En l’occurrence, dans l’hypothèse où il devrait être retenu que la déclaration du requérant au principal, selon laquelle son épouse ne travaille pas en Pologne, ne corresponde pas à la réalité, ce qu’il incombe à la juridiction de renvoi de vérifier, le remède à un tel non-respect de l’obligation d’information se trouverait toutefois non pas dans le recouvrement des prestations au titre de l’article 68 du règlement no 883/2004, mais dans l’application de mesures proportionnées prévues par le droit national qui, conformément à l’article 76, paragraphe 5, de ce règlement, doivent, en outre, respecter les principes d’équivalence et d’effectivité (voir, en ce sens, arrêt du 29 septembre 2022, Chief Appeals Officer e.a., C‑3/21, EU:C:2022:737, point 43).

68

Eu égard aux considérations qui précèdent, il y a lieu de répondre à la première question que l’article 68 du règlement no 883/2004, qui fixe les règles de priorité en cas de cumul de prestations familiales, doit être interprété en ce sens que, s’il ne permet pas à l’institution d’un État membre dont la législation n’est pas prioritaire selon les critères visés au paragraphe 1 de cet article de réclamer à la personne intéressée le remboursement partiel de telles prestations versées dans cet État membre, en raison de l’existence d’un droit à ces prestations prévu dans la législation d’un autre État membre applicable en priorité, dès lors qu’aucune prestation familiale n’a été fixée ni versée dans cet autre État membre, il permet toutefois à cette institution de réclamer auprès de l’institution prioritairement compétente le remboursement du montant des prestations qui excède celui qui lui incombe en application des dispositions dudit règlement.
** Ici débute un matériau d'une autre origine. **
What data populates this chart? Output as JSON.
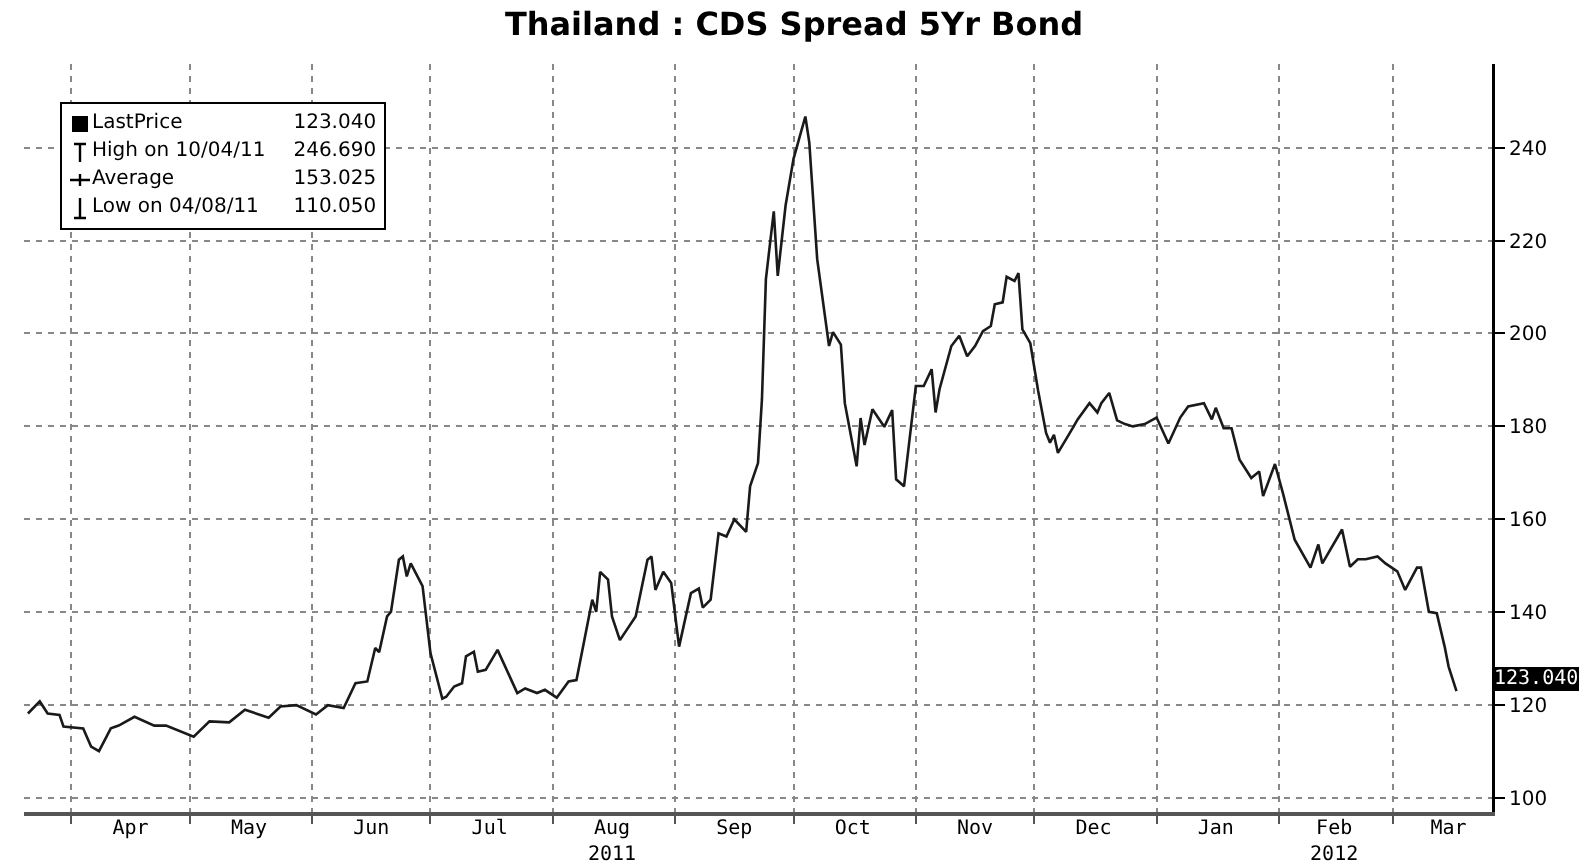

Sur les deuxième et troisième questions

69

Compte tenu de la réponse apportée à la première question, il n’y a pas lieu de répondre aux deuxième et troisième questions.

Sur les dépens

70

La procédure revêtant, à l’égard des parties au principal, le caractère d’un incident soulevé devant la juridiction de renvoi, il appartient à celle-ci de statuer sur les dépens. Les frais exposés pour soumettre des observations à la Cour, autres que ceux desdites parties, ne peuvent faire l’objet d’un remboursement.

 

Par ces motifs, la Cour (septième chambre) dit pour droit :

 

L’article 68 du règlement (CE) no 883/2004 du Parlement européen et du Conseil, du 29 avril 2004, portant sur la coordination des systèmes de sécurité sociale, qui fixe les règles de priorité en cas de cumul de prestations familiales,

 

doit être interprété en ce sens que :

 

s’il ne permet pas à l’institution d’un État membre dont la législation n’est pas prioritaire selon les critères visés au paragraphe 1 de cet article de réclamer à la personne intéressée le remboursement partiel de telles prestations versées dans cet État membre, en raison de l’existence d’un droit à ces prestations prévu dans la législation d’un autre État membre applicable en priorité, dès lors qu’aucune prestation familiale n’a été fixée ni versée dans cet autre État membre, il permet toutefois à cette institution de réclamer auprès de l’institution prioritairement compétente le remboursement du montant des prestations qui excède celui qui lui incombe en application des dispositions dudit règlement.

 

Signatures


( *1 ) Langue de procédure : l’allemand.